ANYONE WITH A FONDNESS for big-budget musicals (hi, ladies and gays!) has likely been anticipating Nine. A new musical from Chicago director Rob Marshall, with source material once again ripped straight from Broadway—in this case, 1982's multiple Tony-winner—Nine is the story of talented, tortured movie director Guido Contini (Daniel Day-Lewis), a celebrity of Spielbergian proportions in his native Italy (Nine is based, in fact, on Frederico Fellini's semi-autobiographical 8½). It's a story of the "women behind the man"—more precisely, of the myopia and vanity that lead one man to frame his life with himself in the foreground.

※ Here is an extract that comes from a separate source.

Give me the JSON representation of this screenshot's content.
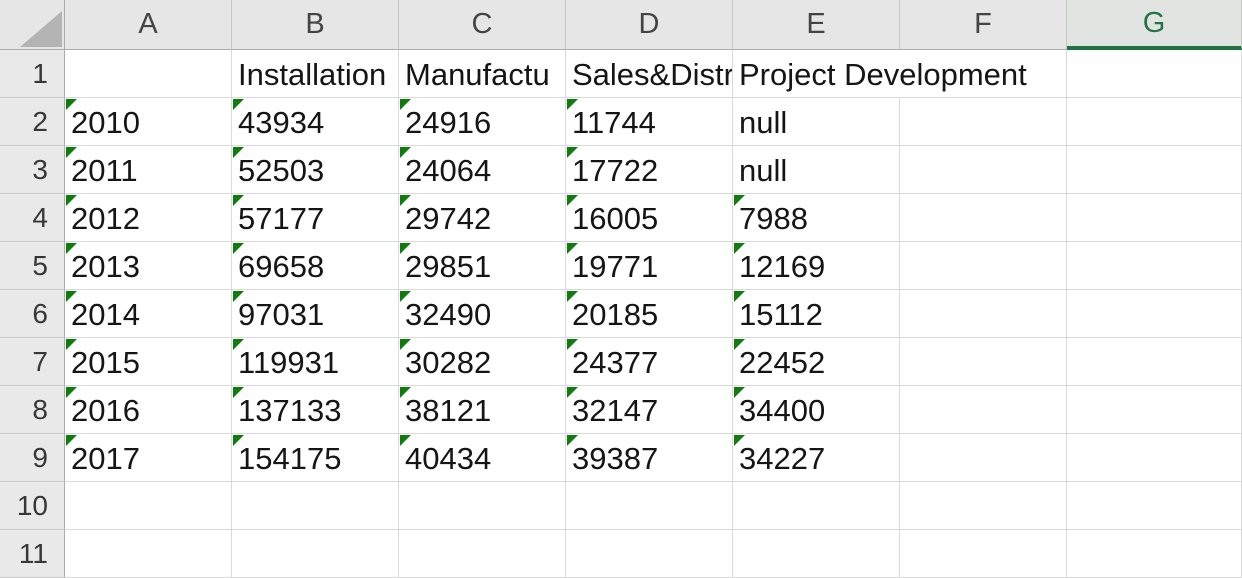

Guido is behind deadline and struggling to begin his newest project, which he conceives as a film about the women who made the men who made Italy. He himself is surrounded by women, pampered and seduced as he's been all his life—there's his wife (the always-excellent Marion Cotillard); his mistress (Penélope Cruz, smokin' as usual); his mother (Sophia Loren); a lusty American journalist (Kate Hudson, the one actress in this film who truly can't sing). After betraying first his wife and then his mistress, he's eventually forced to recognize that these women are more than just set pieces.

So: A little schadenfreude, a little dancing—Nine should be a lush, lavish pleasure (it features, after all, Penélope Cruz in some very sexy underwear). But Daniel Day-Lewis can't quite endow his character with the charisma to compensate for his shoddy behavior; as the film gives cursory attention to each of the women in Guido's life, it's hard to understand why any of them put up with him. Plus, there's a truly horrible scene in which Fergie, playing a prostitute living in a shack by the sea, does a sandy whore-dance (I was going to call this scene "career destroying," but then I remembered Fergie once peed her pants onstage). Throw in a muted color palette that occasionally drifts into black-and-white, and the end result is drab, overlong, and distinctly un-fabulous.